DBRS is reluctant to extend the deleveraging time frame once again due to the protracted period of elevated financial leverage, combined with intensifying competition in the wireless market, and increased risks in the media business, including structural (cord shaving/cord cutting and over-the-top video streaming) and regulatory changes (pick and pay) affecting television broadcasting, coupled with weakness in advertising. Furthermore, DBRS estimates that the Company’s pro forma free cash flow (after dividends) to total debt will remain below 5% over the near to medium term, which could limit management’s ability to deleverage by an adequate degree.

Meanwhile S&P states:

that BCE Inc.’s announcement that it would acquire Manitoba Telecom Services Inc. (MTS) does not affect its rating or outlook on BCE (BBB+/Stable/–). We expect that the C$3.9 billion acquisition, which is about 45% equity funded, would preserve BCE’s debt leverage below our key 3.0x adjusted debt to EBITDA threshold for rating pressure.

We estimate that the proposed transaction would be modestly leveraging under our base-case forecasts for BCE and MTS, holding BCE’s pro forma adjusted debt to EBITDA at about 2.8x in 2016 before improving slowly to about 2.7x in 2017. Moreover, we estimate that funds from operations to debt would remain below 30% until 2018, which is weak for the rating. That said, our adjusted leverage estimate is only 0.1x higher because of this transaction, which accounts for less than 5% of BCE’s enterprise value.

S&P Global Ratings believes that the acquisition has limited potential to improve BCE’s profitability and returns, despite MTS’ higher EBITDA margins, given the multiple paid, reflecting MTS’ unique wireline and wireless franchise in Manitoba, as well as the modest geographic or operational overlap with BCE’s assets.

S&P rates the BCE preferreds at P-2(low).

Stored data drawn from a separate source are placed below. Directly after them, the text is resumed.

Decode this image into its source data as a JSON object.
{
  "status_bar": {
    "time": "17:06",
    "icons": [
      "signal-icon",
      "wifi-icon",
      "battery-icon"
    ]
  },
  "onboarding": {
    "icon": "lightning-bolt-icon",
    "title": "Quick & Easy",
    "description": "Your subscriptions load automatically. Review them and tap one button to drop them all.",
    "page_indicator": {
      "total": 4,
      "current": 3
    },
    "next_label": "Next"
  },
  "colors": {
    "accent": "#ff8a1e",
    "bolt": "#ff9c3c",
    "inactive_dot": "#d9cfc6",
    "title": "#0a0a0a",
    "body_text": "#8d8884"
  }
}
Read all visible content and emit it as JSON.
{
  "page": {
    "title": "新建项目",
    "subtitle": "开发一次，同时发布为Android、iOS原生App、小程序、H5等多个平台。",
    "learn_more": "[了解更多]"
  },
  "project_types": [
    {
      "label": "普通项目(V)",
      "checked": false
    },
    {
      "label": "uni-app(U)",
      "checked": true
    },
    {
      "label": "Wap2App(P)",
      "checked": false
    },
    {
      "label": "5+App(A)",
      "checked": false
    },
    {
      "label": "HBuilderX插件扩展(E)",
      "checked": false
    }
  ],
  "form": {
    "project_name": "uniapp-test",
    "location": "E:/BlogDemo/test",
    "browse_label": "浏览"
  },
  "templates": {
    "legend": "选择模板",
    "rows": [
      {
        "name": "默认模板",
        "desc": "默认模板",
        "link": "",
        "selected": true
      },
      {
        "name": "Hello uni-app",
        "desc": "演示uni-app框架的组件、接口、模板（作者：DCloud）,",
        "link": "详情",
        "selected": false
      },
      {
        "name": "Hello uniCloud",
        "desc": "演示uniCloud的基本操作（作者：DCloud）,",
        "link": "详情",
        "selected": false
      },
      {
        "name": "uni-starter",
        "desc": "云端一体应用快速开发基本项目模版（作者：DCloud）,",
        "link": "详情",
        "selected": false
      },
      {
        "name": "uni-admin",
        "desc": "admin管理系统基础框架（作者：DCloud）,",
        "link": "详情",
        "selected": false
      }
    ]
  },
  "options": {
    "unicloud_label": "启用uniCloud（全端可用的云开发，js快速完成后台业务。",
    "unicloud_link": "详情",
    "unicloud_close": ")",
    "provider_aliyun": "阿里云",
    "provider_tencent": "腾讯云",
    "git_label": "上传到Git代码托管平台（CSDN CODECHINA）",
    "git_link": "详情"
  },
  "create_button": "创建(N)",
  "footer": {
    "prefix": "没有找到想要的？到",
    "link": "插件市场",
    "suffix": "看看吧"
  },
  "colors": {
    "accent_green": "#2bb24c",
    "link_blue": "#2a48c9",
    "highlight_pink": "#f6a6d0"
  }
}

Affected issues are: BCE.PR.A, BCE.PR.B, BCE.PR.C, BCE.PR.D, BCE.PR.E, BCE.PR.F, BCE.PR.G, BCE.PR.H, BCE.PR.I, BCE.PR.J, BCE.PR.K, BCE.PR.M, BCE.PR.N, BCE.PR.O, BCE.PR.Q, BCE.PR.R, BCE.PR.S, BCE.PR.T, BCE.PR.Y and BCE.PR.Z.

3 Responses to “BCE: DBRS says Review-Negative; S&P Yawns”

  1. skeptical says:

    Quick question for the knowledgeable readers and the host:
    Which is the more trustworthy rating if there’s a big difference between the two rating agencies? S&P rates preferreds as P2(L) while DBRS rates at P3. That’s two notches difference. Who to trust?
    Interesteingly, for the long term debt, there’s only one notch difference between DBRS (BBB) and S&P(BBB+). Moody’s ratings for long term debt agree with DBRS at Baa2.

    Thanks so much!

  2. jiHymas says:

    Neither, although you can spend a lifetime trying to compare accuracy with transition studies.

    Many players will trade according to the worst of any ratings publicly available. Still others will deprecate public “issuer pay” ratings and go with a subscription “investor pay” service.

    In the wake of the ABCP crisis there was much criticism of some players for relying on ratings from a single Credit Rating Agency (CRA), an issue noted in an early paper on the topic. There was also a lot of angry commentary from the lawyers at the regulatory agencies regarding investor reliance on the CRAs – regrettably, the lawyers did not explain how ordinary investors could compensate for not having the CRAs’ access to material non-public information.

    There are no hard-and-fast answers. Credit analysis by its nature involves an attempt to quantify very very small differences between very small numbers (like, the difference between a 1% chance of bankruptcy and a 1.1% chance of bankruptcy … and those numbers are pretty high; see the 2018 DBRS Corporate Finance Rating Transition and Default Study for some real numbers). The whole process is more art than science and there are lots of critics around happy to tell you how obvious a default was after it has happened.

    Credit ratings are more art than science.

  3. skeptical says:

    Great. Thanks so much for taking the time to write such a detailed response.